O comandante da Artemis II, Reid Wiseman, liderou a viagem rumo ao espaço gritando “Vamos à Lua!” ao entrar na nave espacial, acompanhado pelo piloto Victor Glover, Christina Koch e pelo canadiano Jeremy Hansen.

Antes, os tripulantes formaram corações com as mãos ao despedirem-se das suas famílias e embarcarem em direção à plataforma de lançamento, onde os aguardava a nave espacial. “Amo-vos”, disse Glover.

"Victor, Christina e Jeremy, nesta missão histórica, transportam convosco o coração da equipa Artemis, o espírito audaz do povo americano e dos nossos parceiros em todo o mundo, e as esperanças e os sonhos de uma nova geração", afirmou, minutos antes da descolagem, Charlie Blackwell-Thompson, diretora de lançamento da missão Artemis II da NASA e a primeira mulher a ocupar este cargo.

Esta missão lunar é histórica por ser a primeira cuja tripulação inclui uma mulher, Christina Koch, um homem negro, o piloto Victor Glover, e um canadiano, Jeremy Hansen, da Agência Espacial Canadiana.

Segundo a NASA, oito minutos após a descolagem a cápsula Orion separou-se, como planeado, dos imensos tanques do foguetão SLS, que a impulsionou para o espaço e a colocou em órbita da Terra.

Em órbita, serão realizadas verificações e manobras visando garantir a fiabilidade e a segurança da nave, que até à data nunca transportou humanos.

Se estes testes forem bem-sucedidos, a sonda irá gerar o impulso necessário para deixar a órbita da Terra e iniciar a viagem em direção à Lua, entre três a quatro dias, durante os quais se irão realizar mais testes e experiências científicas.
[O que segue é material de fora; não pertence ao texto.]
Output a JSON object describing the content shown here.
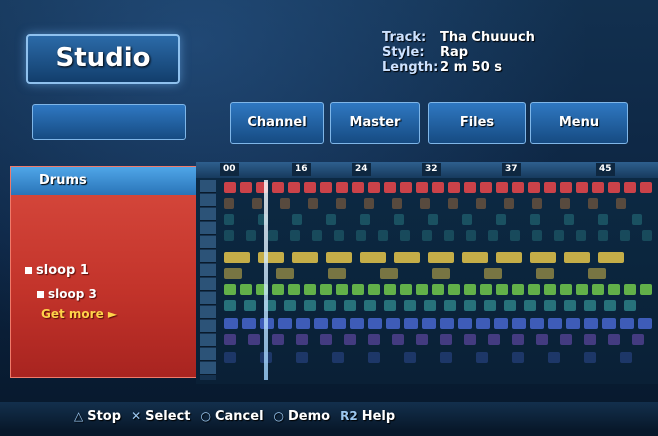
{
  "header": {
    "title": "Studio",
    "track_label": "Track:",
    "track_value": "Tha Chuuuch",
    "style_label": "Style:",
    "style_value": "Rap",
    "length_label": "Length:",
    "length_value": "2 m 50 s"
  },
  "tabs": {
    "blank_label": "",
    "channel": "Channel",
    "master": "Master",
    "files": "Files",
    "menu": "Menu"
  },
  "instrument_panel": {
    "header": "Drums",
    "loop_1": "sloop 1",
    "loop_3": "sloop 3",
    "get_more": "Get more ►"
  },
  "sequencer": {
    "ruler_ticks": [
      "00",
      "16",
      "24",
      "32",
      "37",
      "45"
    ]
  },
  "bottom_bar": {
    "stop": "Stop",
    "select": "Select",
    "cancel": "Cancel",
    "demo": "Demo",
    "r2": "R2",
    "help": "Help"
  },
  "colors": {
    "panel_red": "#c2332a",
    "tab_blue": "#2f78c2",
    "note_red": "#e0454a",
    "note_orange": "#e88a3a",
    "note_yellow": "#e5c64a",
    "note_green": "#6cc04a",
    "note_teal": "#3fb2b0",
    "note_blue": "#4b6ad8",
    "note_purple": "#8a5ad6"
  }
}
Assim que chegarem perto da Lua, os astronautas irão orbitá-la e sobrevoar o seu lado oculto, esperando-se que batam o recorde da missão Apollo 13, tornando-se os humanos que viajaram mais longe da Terra.

Após um voo de teste do foguetão e da nave espacial em 2022, a NASA quer garantir que funcionam corretamente durante a missão Artemis II antes de tentar uma alunagem em 2028, na missão Artemis IV.

As suas observações poderão ajudar a NASA a escolher o local de aterragem da Artemis IV, que se aventurará no Polo Sul da Lua, onde nunca esteve nenhum ser humano.

A trajetória seguida pela Orion é a designada de "retorno livre", o que significa que foi desenhada para que a nave espacial seja atraída pela Lua e depois trazida de volta à Terra naturalmente.

A viagem de regresso durará três ou quatro dias e será marcada pela reentrada atmosférica, um dos momentos mais perigosos da missão, após o que a nave espacial amarará no oceano Pacífico, ao largo da costa da Califórnia.

Ao contrário do que aconteceu com o programa Apollo, a NASA está a colaborar agora com outros países, principalmente europeus, e com o setor privado, incluindo a SpaceX e a Blue Origin, de Elon Musk e Jeff Bezos, respetivamente, e que serão responsáveis pelo desenvolvimento dos módulos de aterragem lunar.